Adrien'ın yanakları, soğuk hava yüzünü dondururken sahip olduğu kızarmadan dolayı ısıyla doldu. "İ-iyi o-olacağım!" diye titremesini en aza indirmeye çalışarak ısrar etti.
Marinette, herhangi bir yardım istemeden hedeflerine ulaşmak için nasıl bu kadar kararlı olduğuna gülümseyerek başını salladı, Target’a vardıklarında ona bir kazak almaya karar verdi. Ona giysi dikebilirdi ama kumaşı azdı ve daha fazla ipliğe ihtiyacı vardı. Bu yüzden biraz sonra almaya karar verdi.
"Adrien, bence ılık bir yerlere geçmezsek hipotermi geçireceksin," Marinette bir anne gibi öğüt verdi ve ironik bir şekilde hemen köşedeki uygun kafeyi işaret etti.
“S-sana bunu söyleten-szz n-ne?” Diye sordu, dişleri sert bir şekilde takırdarken.
Marinette güldü ve oğlanı kafenin içine çekti."İki büyük boy sıcak çikolata lütfen! Üzerine bol kremşanti koyun!" Tezgaha gittiklerinde isteğini söyledi genç kadın.
"Marinette!" diye çaresizce sızlandı Adriem. Onun için ödeme yapmak istedi, ödeme yapması gerektiğini hissetti, ama biri onun valizini her şeyiyle almıştı. Marinette ona şakacı bir bakış attı, lisedeyken yaptığı gibi genişçe sırıttı.
"Paramı geri aldığımda, yemin ederim senin çekingen yaşamını mahvedeceğim, Marinette!" dedi bir saniye bile düşünmeden.
"Sen benim arkadaşımsın! Arkadaşlar birbirlerine iyilik yapar! Güven bana, geri ödemen gerekmiyor." diyerek güvence verdi Marinette, ilk başta onu neden sevdiğini nazikçe hatırladığında yüzünde bir gülümseme belirdi. Yüzüne eski ama tanıdık bir kızarma hissi düştü ve hızla tezgaha döndü.
"Hayır! Hayır! Yeniden olmaz! Hatırla, onun Chloe ile evlendiğini duyduktan sonra kalbin nasıl da kırılmıştı?"

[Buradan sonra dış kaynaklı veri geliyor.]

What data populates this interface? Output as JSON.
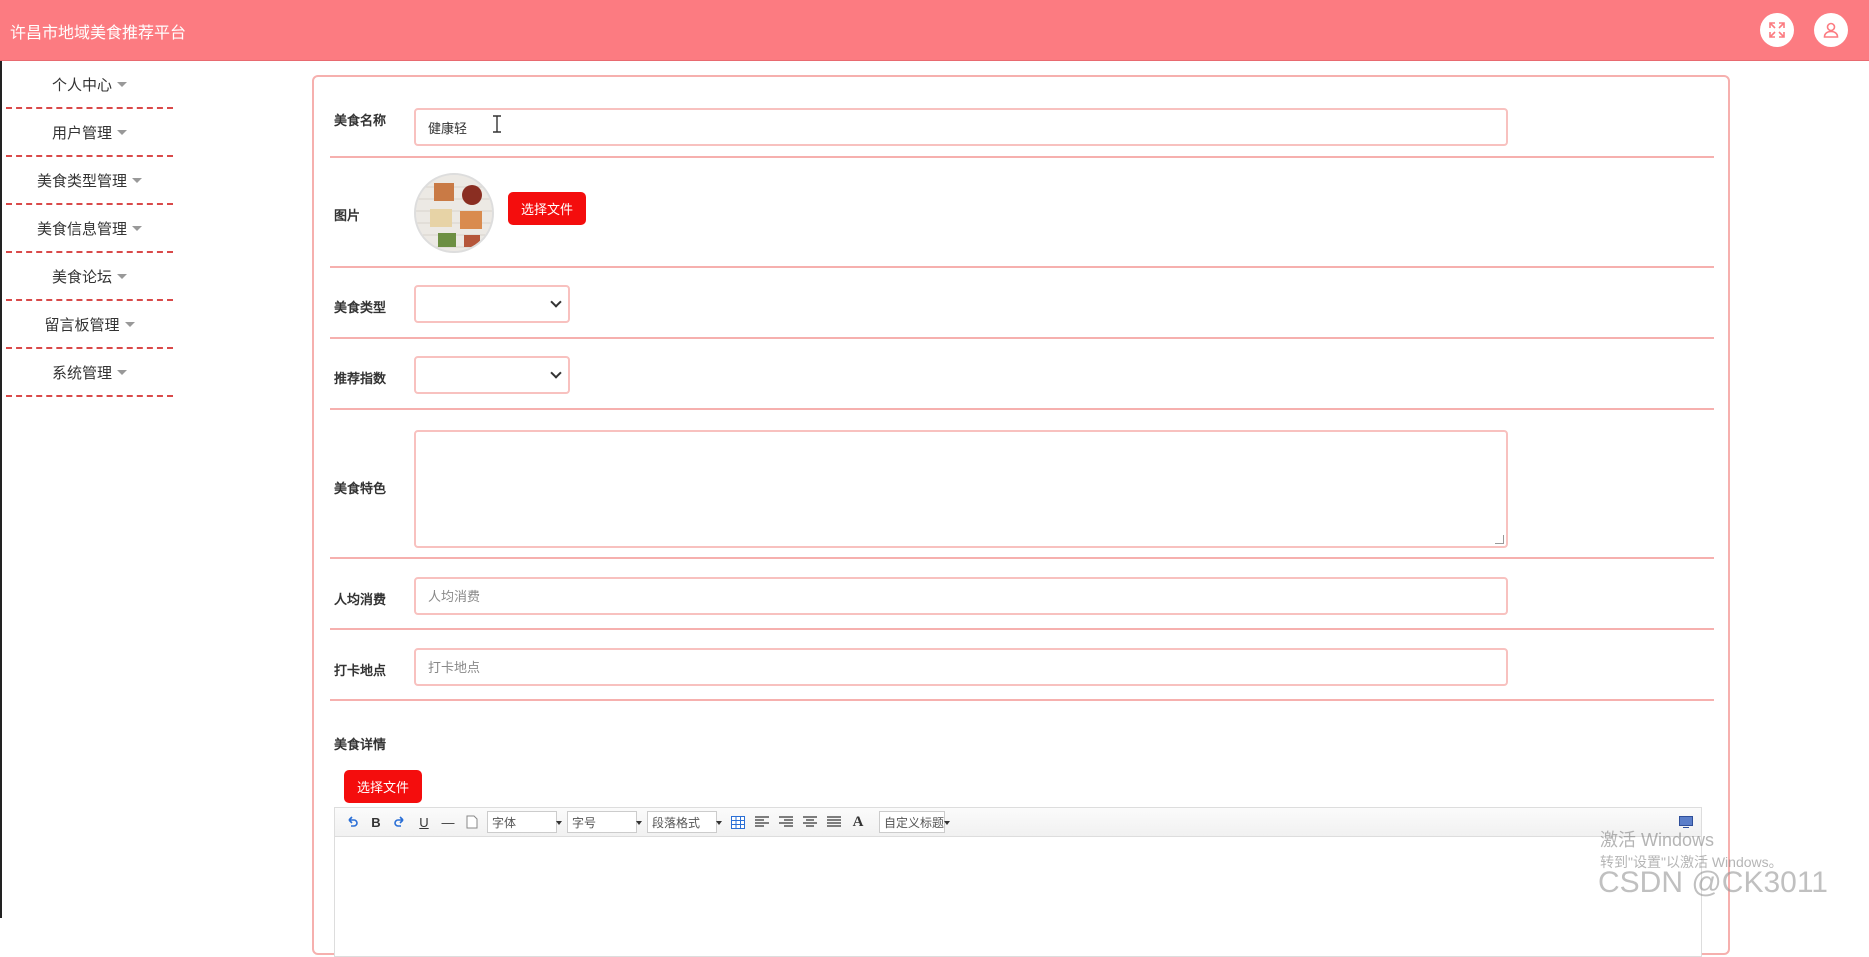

Adrien sıcak bir şekilde gülümsedi, yüzüne bir kızarıklık düştü. Bir süre sonra içeceklerini alıp alışveriş mağazasına doğru yollarına devam ettiler.
Adrien ısıtılmış içeceğini içmeye başladığında keskin soğuk daha az rahatsız edici gelmeye başladı. Çok geçmeden hedeflerine vardıklarında Marinette rahatlamış bir şekilde içini çekti. "Tamam, hadi sana erkekler bölümünü bulalım. Belki de bir alışveriş arabası almalıyız?"
“Hayır hayır! Çok fazla eşya almaya gerek yok, Marinette! Yemin ederim çok fazla şeye ihtiyacım yok o yüzden bana çok para harcama!" diye yalvardı Adrien.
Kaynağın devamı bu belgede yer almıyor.